We snap a picture, pick a filter, post the picture and wait for the likes to roll in. When we get that first notification, it feels like Christmas. We live in an era where if a person you have a crush on likes your Instagram post, Facebook post, basically any post, that means they like you. If a stranger or friend likes your posts, that means your existence is acknowledged and you're overcome with this feeling of validity. Some may say they feel more wanted and that they feel like they're popular, in a way.
What happens when not enough people like our posts? Do we explode? Disappear into thin air? Get sent to social media jail? No, nothing happens. We just feel inadequate. When a stranger, friend, acquaintance, or crush doesn't like our pictures, we don't feel like we're enough and we feel stupid for even posting something anyway as if we've disturbed the social media Gods with our presence.
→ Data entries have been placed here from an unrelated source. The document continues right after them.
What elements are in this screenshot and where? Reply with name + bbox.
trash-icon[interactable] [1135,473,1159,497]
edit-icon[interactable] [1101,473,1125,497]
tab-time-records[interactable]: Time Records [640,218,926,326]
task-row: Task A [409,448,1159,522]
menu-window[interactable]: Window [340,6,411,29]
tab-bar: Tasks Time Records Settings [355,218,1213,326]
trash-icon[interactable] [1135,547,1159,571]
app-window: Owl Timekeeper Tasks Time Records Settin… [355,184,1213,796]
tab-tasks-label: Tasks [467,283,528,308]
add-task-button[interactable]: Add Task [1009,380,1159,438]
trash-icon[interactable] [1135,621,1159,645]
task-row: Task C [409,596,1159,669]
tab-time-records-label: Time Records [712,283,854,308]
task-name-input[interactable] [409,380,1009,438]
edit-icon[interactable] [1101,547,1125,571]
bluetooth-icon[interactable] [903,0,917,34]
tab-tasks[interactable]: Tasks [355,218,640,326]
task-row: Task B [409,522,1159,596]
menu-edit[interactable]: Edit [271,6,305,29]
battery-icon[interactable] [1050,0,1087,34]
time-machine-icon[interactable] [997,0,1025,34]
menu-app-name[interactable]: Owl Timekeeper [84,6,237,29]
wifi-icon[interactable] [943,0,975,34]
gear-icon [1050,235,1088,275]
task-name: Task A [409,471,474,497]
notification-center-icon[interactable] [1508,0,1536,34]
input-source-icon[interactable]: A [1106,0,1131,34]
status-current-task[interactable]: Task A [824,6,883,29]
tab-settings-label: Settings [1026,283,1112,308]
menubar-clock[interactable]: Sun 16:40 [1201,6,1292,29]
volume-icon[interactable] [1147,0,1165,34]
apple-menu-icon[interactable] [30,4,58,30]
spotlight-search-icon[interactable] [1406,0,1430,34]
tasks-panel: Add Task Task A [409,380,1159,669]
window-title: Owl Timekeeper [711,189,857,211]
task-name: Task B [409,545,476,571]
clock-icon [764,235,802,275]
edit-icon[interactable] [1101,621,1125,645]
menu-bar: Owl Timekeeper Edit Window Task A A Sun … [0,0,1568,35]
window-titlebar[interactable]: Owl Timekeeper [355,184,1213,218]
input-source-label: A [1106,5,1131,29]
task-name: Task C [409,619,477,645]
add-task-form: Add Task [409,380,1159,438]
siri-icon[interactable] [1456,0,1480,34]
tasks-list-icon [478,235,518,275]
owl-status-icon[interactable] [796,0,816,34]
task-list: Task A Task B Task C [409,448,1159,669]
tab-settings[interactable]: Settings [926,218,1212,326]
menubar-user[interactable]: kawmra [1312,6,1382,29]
We start to compare ourselves to our friends who have hundreds of likes. "Why can't I be more like them?" Likes, nowadays, equals validation and it's sad that it is starting to become that. Ever since I watched that episode of "Black Mirror" episode called "Nosedive," it really struck a chord with me of how obsessed we have become and how our society can become like this in the very near future.
If you're not familiar with the episode, basically the technology they have determines how accepted you are into society and what social class you are a part of. The better your posts, the more stars you receive, and the better your life will be.
It is the illusion of likes, the illusion that our life is better when people are liking our posts and that we become a better person because of it. We develop an identity upon being accepted.
We are all guilty of this in some way, shape or form, but let's try to deviate away from this way of thinking. We are still human. We are still ourselves no matter the number of likes we get. Likes do not define us. Social media does not define us. YOU define yourself.